Comment ça se passe au niveau du programme d’incubation ?
Dans le premier, le programme d’incubation, les entreprises peuvent bénéficier de locaux tout équipés mis à leur disposition avec l’internet haut débit et une assistante d’accueil. Ils sont accompagnés dans leur gestion comptable et fiscale par une personne dédiée à plein temps aux incubés. Ils sont également soutenus dans leur «business development» ou prospection commerciale par l’ensemble de l’équipe du CTIC. Par exemple, nous organisons des petits- déjeuners d’affaires dans lesquels nous regroupons les clients-cibles de nos incubés (Banques, Assurance, Directeurs de l’Administration, etc.). Au jour le jour, nous aidons nos entreprises à structurer leur développement commercial et les aidons dans la prospection et la vente de leurs solutions.
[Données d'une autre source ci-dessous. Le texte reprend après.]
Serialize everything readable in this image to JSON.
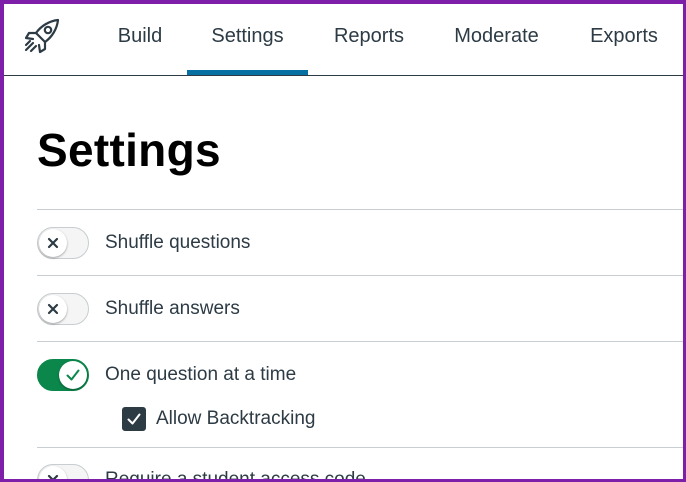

Une équipe de consultants est également mis à la disposition de nos entreprises pour tous les aspects marketing et finance. Nous aidons aussi nos entreprises à avoir des stands dans les salons internationaux et finançons quelques billets d’avion. Enfin, lorsqu’elles sont prêtes, nous soutenons nos entreprises dans leurs levées de fonds. Nous avons d’ailleurs amorcé un groupe de business angels TIC dans ce sens.
Et au niveau du programme d’accélération ?
Dans ce programme, les porteurs de projets sont poussés au test et à l’implémentation de leur solution sur le terrain et à la génération des premiers revenus. Ils bénéficient de locaux partagés et comme pour l’incubation, d’un suivi hebdomadaire et de mise en relation avec des clients ou partenaires potentiels des secteurs privés et publics. Plusieurs ateliers de formation technique ou business sont par ailleurs organisés pour eux.
Enfin, nous nous efforçons de mettre nos entreprises en avant dans de nombreux événements et dans les médias. C’est, en partie, pour cela que avez peut-être beaucoup entendu parler de People Input, Xtreme, Seysoo, Amarante ou encore Nelam Services, l’entreprise derrière Agendakar.com…
Nos résultats sont plus ou moins satisfaisants jusqu’ici. En effet, nos entreprises ont connu une croissance moyenne de leur chiffre d’affaires de 33% en 2011 et 85% en 2012 alors que, comme vous le savez, on est dans un environnement où 85% des entreprises ne dépassent pas les premières années d’existence.
Nous accompagnons aujourd’hui 11 entreprises en incubation et avons déjà accompagné quelques 30 start-ups en accélération. Les entreprises incubées recrutent aujourd’hui quelques 150 personnes. Nous espérons, dans les années à venir, faire beaucoup plus si nous réussissons à étendre l’incubateur.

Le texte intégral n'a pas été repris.